Je me suis blessé en septembre. Fracture du tibia et la reprise été plus longue que prévue. Ça m'a beaucoup déstabilisé. Mais heureusement, je m'en suis finalement bien remis. J'ai repris la compétition et je me sens bien.

Tu connaissais l'Ukraine avant d'y venir ?


Pas du tout. Je me suis déplacé en février 2005 pour voir où j'allais peut être mettre les pieds. Il y avait déjà pas mal de Brésiliens dans l'effectif et ça a aussi facilité mon intégration.

Tu parles ukrainien ?


Non un peu le russe. « Tchoutchou » (rires)

La vie en Ukraine, c'est comment ?


Moi, perso, j'adore. J'aime les gens d'ici et je me suis très vite bien entendu avec tout le monde. Je me suis facilement adapté. Et puis ici, tu peux faire tes courses tranquille, aller au restaurant sans te faire interpeller toutes les cinq minutes. Il n'y a jamais de problème. Mais là, ça fait six ans que je suis ici et l'heure du départ est peut être arrivée...

Et tu as des contacts en vue de la saison prochaine ?


Officiellement, non mais j'ai eu écho de l'intérêt par la presse.

On parle de clubs allemands, italiens, espagnols, français (OL, OM, PSG). Tu as une préférence ?


Une fois que tu as joué en Ukraine tu es prêt à jouer n'importe où. Tu es capable de t'adapter partout. Après, j'avoue que j'ai toujours admiré le football italien. La Roma, la Juventus, l'Inter, Milan... Les supporters, l'ambiance... Tout ça m'attire énormément.

Et la France, par contre, non ?


Si, si ! (rires) Ces dernières années on a beaucoup suivi la Ligue 1 au Brésil. Notamment Lyon, vu qu'il y avait pas mal de joueurs du pays, et en plus chaque année ils jouent en Champion's League et font des résultats. J'aime bien Paris, pour ce que ce club représente, avec les illustres brésiliens qui y sont passés, comme Ronaldinho ou Rai, et pour la beauté de la ville bien sûr. Je suis aussi attiré par Marseille, pour ses résultats et son public très chaud, ou par Lille qui sera peut-être champion cette année et qui est un club en plein essor.


Tu as des potes qui jouent en France ?


J'ai joué avec Michel Bastos à l'Atlético Paranaense. On se parle mais très rarement.

Et Brandão qui a joué avec toi en Ukraine ? Il a été pas mal critiqué en France...


Ah bon ? Il a beaucoup apporté au Skakhtar. C'est un batailleur. Ses statistiques parlent pour lui.

Tu as entendu parler de ses déboires à Marseille où il a été accusé de viol ?


Oui mais... Je ne veux pas parler de ça.

André prêté à Bordeaux par le Dynamo Kiev a aussi beaucoup de mal...

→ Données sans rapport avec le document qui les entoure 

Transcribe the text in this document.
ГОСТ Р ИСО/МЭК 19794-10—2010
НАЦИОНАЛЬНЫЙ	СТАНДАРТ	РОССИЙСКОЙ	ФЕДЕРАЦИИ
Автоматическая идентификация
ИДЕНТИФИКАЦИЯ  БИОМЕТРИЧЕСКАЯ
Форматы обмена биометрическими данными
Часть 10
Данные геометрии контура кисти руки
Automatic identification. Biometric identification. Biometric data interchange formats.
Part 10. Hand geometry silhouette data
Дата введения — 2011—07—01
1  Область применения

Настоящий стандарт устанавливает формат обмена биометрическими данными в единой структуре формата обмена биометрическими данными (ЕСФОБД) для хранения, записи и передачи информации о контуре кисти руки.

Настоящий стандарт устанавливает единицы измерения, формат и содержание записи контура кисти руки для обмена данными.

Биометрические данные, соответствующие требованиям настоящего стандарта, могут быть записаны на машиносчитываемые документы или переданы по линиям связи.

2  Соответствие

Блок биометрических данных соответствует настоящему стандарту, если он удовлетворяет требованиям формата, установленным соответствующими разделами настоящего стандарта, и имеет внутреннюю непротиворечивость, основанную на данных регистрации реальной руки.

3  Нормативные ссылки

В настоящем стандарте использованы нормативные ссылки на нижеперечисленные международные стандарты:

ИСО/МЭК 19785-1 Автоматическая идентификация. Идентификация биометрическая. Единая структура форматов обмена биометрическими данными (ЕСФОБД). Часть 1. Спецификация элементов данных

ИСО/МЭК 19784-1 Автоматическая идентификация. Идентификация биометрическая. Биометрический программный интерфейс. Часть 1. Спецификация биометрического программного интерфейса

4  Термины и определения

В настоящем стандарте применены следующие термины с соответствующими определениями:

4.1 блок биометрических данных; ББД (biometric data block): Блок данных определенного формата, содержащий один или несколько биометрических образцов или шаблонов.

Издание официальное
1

C'est un jeune joueur. Il a peu joué ici aussi, en Ukraine. Il a connu deux changements drastiques en très peu de temps. Et en plus, il arrive à Bordeaux dans un moment difficile, en cours de saison. Je suis sûr que s'il reste, avec une bonne préparation, les choses seront différentes.

Penses-tu qu'en partant tu auras plus de visibilité pour prétendre à la Seleção ?


C'est un de mes objectifs que de jouer pour le Brésil mais le fait de jouer en Ukraine n'est pas un frein. La preuve, pas mal de joueurs évoluant ici sont appelés. Mais c'est mon grand rêve...

Et comment tu t'occupes à Donetsk. Vous sortez entre Brésiliens ?


Notre groupe de Brésiliens est divisé en deux : les mariés et les célibataires. (rires) Moi, je fais partie de la première catégorie. J'ai un enfant. On se fait des sorties au restaurant où on s'invite à dîner. On organise aussi des soirées évangélistes.

Que vaut réellement cette équipe du Skathtar ?


C'est une équipe qui a prouvé qu'elle possédait de bons joueurs. Et pas seulement pour ce qu'elle a réalisé cette saison. Il y a de bons joueurs dans ce championnat. Je pense notamment aux Brésiliens. Ils sont déjà formatés au foot européen et prêts pour signer dans de grands championnats. C'est une belle vitrine.

Et le championnat ?


Ces dernières années, le niveau a beaucoup augmenté. L'apport des étrangers, joueurs comme entraîneurs, a beaucoup aidé à cela. Disons que c'est un championnat différent. Physique mais beaucoup moins technique que la France par exemple. Une équipe française aurait beaucoup de facilités techniques en Ukraine.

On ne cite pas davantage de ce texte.